Le bal du 15 de la rue des Vertus – 1922
On est pris, sitôt entré, par une atmosphère de gaieté et de mouvement. La salle étroite d’abord s’élargit pour faire de la place aux danseurs, comme une tige porte une fleur épanouie. Cette fleur est la salle de danse. Des glaces en couvrent les murs, tandis que là on voit la décoration faite de panneaux d’un art assez banal représentant soit des balustres et des fleurs, soit des scènes Louis XIII. L’orchestre se compose d’un accordéon et d’une guitare, et le guitariste est assis sur la rampe d’un balcon.
Lui et son compère mènent grand tapage et les airs qu’ils jouent sont repris en chœur au refrain par les danseurs et les danseuses. Il y a dans le public quelques ouvriers et des ouvrières, mais surtout des filles et des souteneurs.
Ce n’est plus ici la belle correction du bal des Gravilliers ; l’ensemble est beaucoup plus jovial, bon enfant et débraillé, de plus l’éclairage est plus chaud, plus pittoresque, il y a des oppositions d’ombres et de lumières qui, dans la grande salle, font naître de violents contrastes.
On danse en plus des pas à la mode, la java, mais la vraie java selon les règles. Le comptoir où l’on boit est près de la porte. On s’interpelle de loin pour s’offrir des tournées. Il y a des filles en cheveux, de bonnes filles qui ne font pas de manières, il y a de jeunes malandrins d’un peu toutes les espèces, mais en voici un plus sérieux et plus plein de considération pour sa personne qu’un ambassadeur.

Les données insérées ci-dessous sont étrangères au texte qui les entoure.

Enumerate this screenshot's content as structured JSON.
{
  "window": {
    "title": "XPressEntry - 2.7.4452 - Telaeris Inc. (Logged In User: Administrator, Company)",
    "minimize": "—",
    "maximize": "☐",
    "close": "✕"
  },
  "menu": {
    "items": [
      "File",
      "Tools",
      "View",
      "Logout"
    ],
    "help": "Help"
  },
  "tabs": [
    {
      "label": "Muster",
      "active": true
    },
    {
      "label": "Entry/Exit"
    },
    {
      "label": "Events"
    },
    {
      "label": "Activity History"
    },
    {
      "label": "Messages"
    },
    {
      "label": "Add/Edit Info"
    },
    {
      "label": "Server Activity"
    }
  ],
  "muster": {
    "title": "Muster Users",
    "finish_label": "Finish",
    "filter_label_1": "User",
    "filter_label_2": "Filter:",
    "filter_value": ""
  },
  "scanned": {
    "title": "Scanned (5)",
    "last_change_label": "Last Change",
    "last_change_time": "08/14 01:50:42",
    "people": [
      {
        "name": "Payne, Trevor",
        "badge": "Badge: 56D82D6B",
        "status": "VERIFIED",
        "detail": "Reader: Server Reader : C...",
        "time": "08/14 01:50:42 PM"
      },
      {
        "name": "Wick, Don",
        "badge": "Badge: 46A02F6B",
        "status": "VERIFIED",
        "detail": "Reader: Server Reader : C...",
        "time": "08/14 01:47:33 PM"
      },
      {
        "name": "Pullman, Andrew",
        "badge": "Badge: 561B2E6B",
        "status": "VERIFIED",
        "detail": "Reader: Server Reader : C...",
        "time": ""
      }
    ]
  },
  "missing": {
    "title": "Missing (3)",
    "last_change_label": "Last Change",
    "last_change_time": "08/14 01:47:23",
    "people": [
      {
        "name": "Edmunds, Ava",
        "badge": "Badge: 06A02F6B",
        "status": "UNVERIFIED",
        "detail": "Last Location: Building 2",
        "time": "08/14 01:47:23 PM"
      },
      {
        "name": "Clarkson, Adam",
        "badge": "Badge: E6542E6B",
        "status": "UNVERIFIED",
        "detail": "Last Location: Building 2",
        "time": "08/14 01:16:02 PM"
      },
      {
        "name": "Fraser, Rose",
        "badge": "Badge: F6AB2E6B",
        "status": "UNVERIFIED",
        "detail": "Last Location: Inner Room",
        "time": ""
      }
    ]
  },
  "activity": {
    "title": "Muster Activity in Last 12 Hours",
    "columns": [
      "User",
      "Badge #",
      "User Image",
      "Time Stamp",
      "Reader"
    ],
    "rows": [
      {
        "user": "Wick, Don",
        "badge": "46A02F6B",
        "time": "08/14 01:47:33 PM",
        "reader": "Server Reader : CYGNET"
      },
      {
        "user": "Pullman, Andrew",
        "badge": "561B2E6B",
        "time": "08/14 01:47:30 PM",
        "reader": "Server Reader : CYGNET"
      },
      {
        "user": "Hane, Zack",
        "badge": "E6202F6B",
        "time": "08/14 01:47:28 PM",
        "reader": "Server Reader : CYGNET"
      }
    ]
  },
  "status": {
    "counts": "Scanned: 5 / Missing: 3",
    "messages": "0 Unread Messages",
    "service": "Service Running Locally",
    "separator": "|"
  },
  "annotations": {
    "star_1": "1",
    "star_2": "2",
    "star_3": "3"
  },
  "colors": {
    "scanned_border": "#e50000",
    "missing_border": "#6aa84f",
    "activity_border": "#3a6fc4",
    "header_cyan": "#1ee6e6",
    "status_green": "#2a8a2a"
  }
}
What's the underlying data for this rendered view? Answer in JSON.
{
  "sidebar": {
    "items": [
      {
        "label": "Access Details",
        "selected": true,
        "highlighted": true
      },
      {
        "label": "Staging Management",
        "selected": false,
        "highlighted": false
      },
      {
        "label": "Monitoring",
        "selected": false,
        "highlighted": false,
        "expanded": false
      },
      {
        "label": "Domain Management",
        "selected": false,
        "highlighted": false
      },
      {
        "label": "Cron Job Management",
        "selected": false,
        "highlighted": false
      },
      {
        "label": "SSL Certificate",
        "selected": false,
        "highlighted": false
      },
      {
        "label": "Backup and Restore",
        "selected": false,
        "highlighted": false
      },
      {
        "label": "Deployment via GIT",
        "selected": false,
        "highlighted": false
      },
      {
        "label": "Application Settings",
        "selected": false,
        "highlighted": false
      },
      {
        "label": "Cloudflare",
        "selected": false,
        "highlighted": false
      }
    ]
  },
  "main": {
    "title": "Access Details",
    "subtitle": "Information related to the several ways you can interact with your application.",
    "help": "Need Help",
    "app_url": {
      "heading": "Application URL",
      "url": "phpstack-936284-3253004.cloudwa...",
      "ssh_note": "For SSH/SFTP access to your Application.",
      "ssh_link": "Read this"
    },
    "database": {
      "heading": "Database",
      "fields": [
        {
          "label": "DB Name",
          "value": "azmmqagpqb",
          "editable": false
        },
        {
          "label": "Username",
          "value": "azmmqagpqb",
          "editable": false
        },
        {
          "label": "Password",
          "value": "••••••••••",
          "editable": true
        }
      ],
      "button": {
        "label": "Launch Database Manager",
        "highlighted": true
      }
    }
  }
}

Il est assis seul à une table, il ne rit pas, il est fort élégamment vêtu, ses souliers jaunes ont des tiges de drap beige clair et sa casquette, une énorme casquette, mériterait un poème, une casquette taillée dans une étoffe épaisse, souple et d’un gris onctueux, presque blanc, une étoffe de pardessus pour nouveau riche. L’homme est un grand gaillard mince et carré d’épaules, sa belle casquette enfoncée sur le front dissimule de sa visière les yeux méfiants et sournois, il fait la moue, la mâchoire en avant. Mais une bonne grosse fille en tailleur grenat et les cheveux coupés se penche vers lui, il daigne sourire, mieux il se lève et va danser. Non, il ne danse pas, il plane. Ses pieds s’agitent suivant l’air de la java, ses épaules se dandinent, et sa casquette claire qui domine toutes les têtes semble glisser sur les flots d’une mer tranquille. II revient s’asseoir à sa place, rien n’a été dérangé dans la correction de sa toilette, sa belle cravate verte est toujours correctement en place. Ce n’est pas n’importe qui ; c’est quelqu’un qui a conscience de sa personnalité.